In our family we didn’t even try.
It’s possible, of course, that Granny’s mourning process was completed years before my birth. Possible that I’m surmising, speculating about something I cannot know. My reluctance rears its head, my fear of saying the wrong thing, of saying anything at all. In this area of interpreting my family history I possess a marked lack of confidence, an uncharacteristic undermining of my own observations, so it pains me to say what appears quite obvious: that no grief process occurred; that instead of mourning there was an attempt to halt the unbearable trauma in its tracks; that the denial of Judaism was not just a tactic to adapt to the New World, with its antisemitism, but to erase the existence of the pain itself.
When I learned our family secret—first via Auntie Sheila’s words over my head and later from Jordan on the playground—I was full of questions.
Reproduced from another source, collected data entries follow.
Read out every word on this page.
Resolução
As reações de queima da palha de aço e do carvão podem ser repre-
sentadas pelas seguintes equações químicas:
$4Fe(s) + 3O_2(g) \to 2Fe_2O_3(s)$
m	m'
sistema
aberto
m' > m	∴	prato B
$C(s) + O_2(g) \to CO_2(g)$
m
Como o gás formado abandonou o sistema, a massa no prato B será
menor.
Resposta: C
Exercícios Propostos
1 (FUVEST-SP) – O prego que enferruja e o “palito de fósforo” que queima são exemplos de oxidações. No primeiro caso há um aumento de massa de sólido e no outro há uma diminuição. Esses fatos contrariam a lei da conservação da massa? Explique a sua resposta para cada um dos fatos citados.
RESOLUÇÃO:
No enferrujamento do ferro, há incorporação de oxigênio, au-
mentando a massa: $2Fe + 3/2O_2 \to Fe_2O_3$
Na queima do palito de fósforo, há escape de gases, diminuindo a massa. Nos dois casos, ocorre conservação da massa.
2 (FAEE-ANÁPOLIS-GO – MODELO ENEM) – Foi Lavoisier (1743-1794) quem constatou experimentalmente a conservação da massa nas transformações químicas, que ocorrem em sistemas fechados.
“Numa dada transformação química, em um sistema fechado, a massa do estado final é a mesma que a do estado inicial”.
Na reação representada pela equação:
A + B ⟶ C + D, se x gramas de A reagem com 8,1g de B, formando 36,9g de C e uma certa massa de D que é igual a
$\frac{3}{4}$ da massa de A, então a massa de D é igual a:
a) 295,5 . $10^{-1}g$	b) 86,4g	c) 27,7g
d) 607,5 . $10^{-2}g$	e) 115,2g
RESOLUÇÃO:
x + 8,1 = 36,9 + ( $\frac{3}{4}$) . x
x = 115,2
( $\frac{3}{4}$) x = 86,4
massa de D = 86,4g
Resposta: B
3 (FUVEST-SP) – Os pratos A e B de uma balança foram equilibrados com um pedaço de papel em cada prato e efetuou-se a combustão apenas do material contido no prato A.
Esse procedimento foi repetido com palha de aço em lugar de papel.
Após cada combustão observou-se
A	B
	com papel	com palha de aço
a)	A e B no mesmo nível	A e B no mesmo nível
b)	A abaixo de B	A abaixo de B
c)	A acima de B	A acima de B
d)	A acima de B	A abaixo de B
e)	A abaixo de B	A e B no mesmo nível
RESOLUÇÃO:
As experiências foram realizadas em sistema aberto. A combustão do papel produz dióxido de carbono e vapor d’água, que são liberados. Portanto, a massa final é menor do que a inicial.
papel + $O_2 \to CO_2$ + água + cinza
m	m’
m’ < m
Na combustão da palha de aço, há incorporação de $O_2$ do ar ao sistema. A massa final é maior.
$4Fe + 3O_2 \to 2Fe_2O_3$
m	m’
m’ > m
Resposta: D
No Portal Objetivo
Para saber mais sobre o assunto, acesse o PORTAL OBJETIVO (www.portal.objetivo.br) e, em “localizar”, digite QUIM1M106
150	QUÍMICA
Over and over I asked Dad how my grandparents could have done what they did; how, after what they’d gone through, they could have denied who they were. And I was told, over and over, that their denial of Judaism was a forward-thinking decision, one meant to buffer against future eventualities. If my grandparents weren’t Jewish, they could join the clubs they wanted to join, could socialize however they desired. Their children would be protected against prejudice both small and monumental.
Yet I see the decision not just as forward-thinking but as reactionary. If you weren’t Jewish, Jewish history did not apply to you. If you weren’t Jewish, there was nothing to mourn.
After reading Granny and Gumper’s correspondence, I insert a series of letters into Far to Go. The relationship of these fictional letters to the real letters from my family’s history is ambiguous, in the way that the relationship between a writer and the world she creates always is. The letters are written between various characters; major, minor, offstage.
A writer has to understand her characters deeply in order to make them come alive. A character is a splinter off the self, sure. A shard of the author’s self, lived or unlived, repressed or desired or disdained. Still, a character is a fiction, a fabrication: she grants me the chance to avoid speaking in the first person. Characters exist in the symbolic realm, which, it does not escape me, is also the realm in which my family lived, their lives not so different from those in fiction or the lives of actors in a play. Acted with authenticity and enthusiasm, a bang-up performance, but a performance nonetheless.
It occurs to me that this performance, and the secret it protected, has been a boon to my writing. I work at my book as though taking dictation, the novel’s symbols appearing on the page as though dug up like prehistoric weapons perfectly preserved in mud and clay. Rail as I might against my grandparents’ silence, there is something about it that helps me now, that lets the well-trod, trampled terrain of the Holocaust feel fresh. “Make it new” is Ezra Pound’s famous dictum—antisemite that he was—and I am able to make it new precisely because it is new. Not to anyone else, but to me.